Let $X$ be an $n$-by-$p$ matrix and consider the closed convex polyhedron
$$\mathcal P_X := \{y \in \mathbb R^n | \|X^Ty\|_\infty \le 1\}.$$ Notice that $\mathcal P_X$ is symmetric about the origin.
Problem 1: Given a point $a \in \mathbb R^n$ with $a \not \in \mathcal P_X$, how to compute the euclidean projection of $a$ on $\mathcal P_X$, i.e to solve the convex optimization problem
$$\text{minimize }\frac{1}{2}\|y - a\|^2\text{ subject to }y \in \mathcal P_X.$$
Let $\mathrm{proj}_{\mathcal P_X}(a)$ denote the unique solution. There is probably a zoo of iterative algorithms (from signal-processing literature, e.g) for approximately solving such problems, but I'd prefer a solution with an analytical taste. Utilimately, I'd like to
Problem 2: Find for any index $j \in \{1,2,\ldots,p\}$, a good upper-bound for the quantity $$|X^T_j\mathrm{proj}_{\mathcal P_X}(a)|.$$ For example, the bound $|X^T_j\mathrm{proj}_{\mathcal P_X}(a)| \le 1$ is immediate, but useless... Ideally, given $j$, I'd like to predict if $|X^T_j\mathrm{proj}_{\mathcal P_X}(a)| < 1$.
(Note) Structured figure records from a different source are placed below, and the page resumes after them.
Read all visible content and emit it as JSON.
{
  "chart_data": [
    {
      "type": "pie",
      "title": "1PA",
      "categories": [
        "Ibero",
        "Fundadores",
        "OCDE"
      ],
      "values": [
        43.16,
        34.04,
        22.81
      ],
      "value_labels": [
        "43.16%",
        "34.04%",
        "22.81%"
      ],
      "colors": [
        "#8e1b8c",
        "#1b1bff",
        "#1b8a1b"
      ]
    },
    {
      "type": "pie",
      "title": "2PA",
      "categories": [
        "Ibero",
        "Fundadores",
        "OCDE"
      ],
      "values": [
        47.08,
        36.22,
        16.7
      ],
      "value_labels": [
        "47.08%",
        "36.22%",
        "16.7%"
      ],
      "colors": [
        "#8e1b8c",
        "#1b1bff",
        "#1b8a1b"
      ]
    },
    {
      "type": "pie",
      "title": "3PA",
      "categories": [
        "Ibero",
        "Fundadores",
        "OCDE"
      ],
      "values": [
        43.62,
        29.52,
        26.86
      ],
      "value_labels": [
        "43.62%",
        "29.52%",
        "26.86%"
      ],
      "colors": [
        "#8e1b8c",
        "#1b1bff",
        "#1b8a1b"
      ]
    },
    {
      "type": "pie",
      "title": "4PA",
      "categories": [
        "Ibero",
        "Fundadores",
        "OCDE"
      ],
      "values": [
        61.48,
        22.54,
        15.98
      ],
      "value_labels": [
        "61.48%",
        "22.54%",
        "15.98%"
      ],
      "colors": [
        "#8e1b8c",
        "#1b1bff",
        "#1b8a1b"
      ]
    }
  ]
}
Some basic observations: A general strategy is to locate $\mathrm{proj}_{\mathcal P_X}(a)$ within a simple and small set $K$, and then bound $$|X^T_j\mathrm{proj}_{\mathcal P_X}(a)| \le \sup_{y \in K}|X^T_jy|.$$
"Simple" means the above supremum is easy to compute, and "small" means this supremum approximates $|X^T_j\mathrm{proj}_{\mathcal P_X}(a)|$ well (i.e the smaller the supremum, the better). For example, if one could find a small sphere $K := \{y | \|y - c\|_2 \le r\}$ containing $\mathrm{proj}_{\mathcal P_X}(a)$, then it would follow that $$|X^T_j\mathrm{proj}_{\mathcal P_X}(a)| \le r\|X^T_j\|_2 + |X^T_jc|.$$
It's not easy to find such spheres giving tight bounds. However, using the variational characterization of projection onto closed convex sets, it's easy to show that as $y$ runs through $\mathcal P_X$, all the spheres with center $\frac{1}{2}(y + a)$ and radius $\frac{1}{2}\|y-a\|_2$ contain $\mathrm{proj}_{\mathcal P_X}(a)$, and in fact, this is the only point common to all these spheres and $\mathcal P_X$. Note that these spheres give an arbitrarily bad approximation if the point $a$ is far from $\mathcal P_X$, as this point must ly on the surface of each such sphere...
Yet another random observation: Suppose $X$ has non-zero rows, and let $D_X := \mathrm{diag}(\|X_1\|_\infty,\ldots,\|X_n\|_\infty)$, and $\mathbb B_1$ be the unit ball w.r.t the $\ell_1$-norm. Then
$$Z_{D_X} := D_X^{-1}\mathbb B_1 \subseteq \mathcal P_X.$$
Note that like $\mathcal P_X$, $D_X^{-1}\mathbb B_1$ is also symmetric about the origin. Also, note that it is straight-forward to project onto $Z_{D_X}$, as this problem is essentially equivalent to projecting onto a simplex, for which there are linear-time exact algorithms, etc.
A strategy could then be, starting with the template $Z_{D_X}$, find an invertible diagonal matrix $D$ such that $Z_D := D^{-1}\mathbb B_1 \subseteq \mathcal P_X$ and $\mathrm{proj}_{\mathcal P_X}$ is sufficiently close to the boundary of $Z_D$. Then use this closest boundary point as an approximation for $\mathrm{proj}_{\mathcal P_X}$.
Some geometric experiments
Refer to the figure above. The following are less important problems which are interesint in their own right.
Question: What are necessary and sufficient conditions on $D$ which ensure that $Z_D \subseteq \mathcal P_X$ ? What can be said about the triangle $APQ$ ?
For example, it is immediate that
$$\max\left(\frac{1}{2}AP, PQ\right) \le QA \le AP + PQ,$$
since $QA \ge PQ$, by the variational characterization whispered above, and $AP \le PQ + QA$, by the triangle inequality. As a particular consequence, the point $Q$ can be made an arbitrarily bad approximation for the projection point $P$ by taking the projected point $A$ sufficiently far from the polytope $\mathcal P_X$.
Question: Which minimal conditions on the matrix $X$ ensure that the distance between the boundaries of $\mathcal P_X$ and $Z_{D_X}$ is small? Note that this would give us control over $PQ$.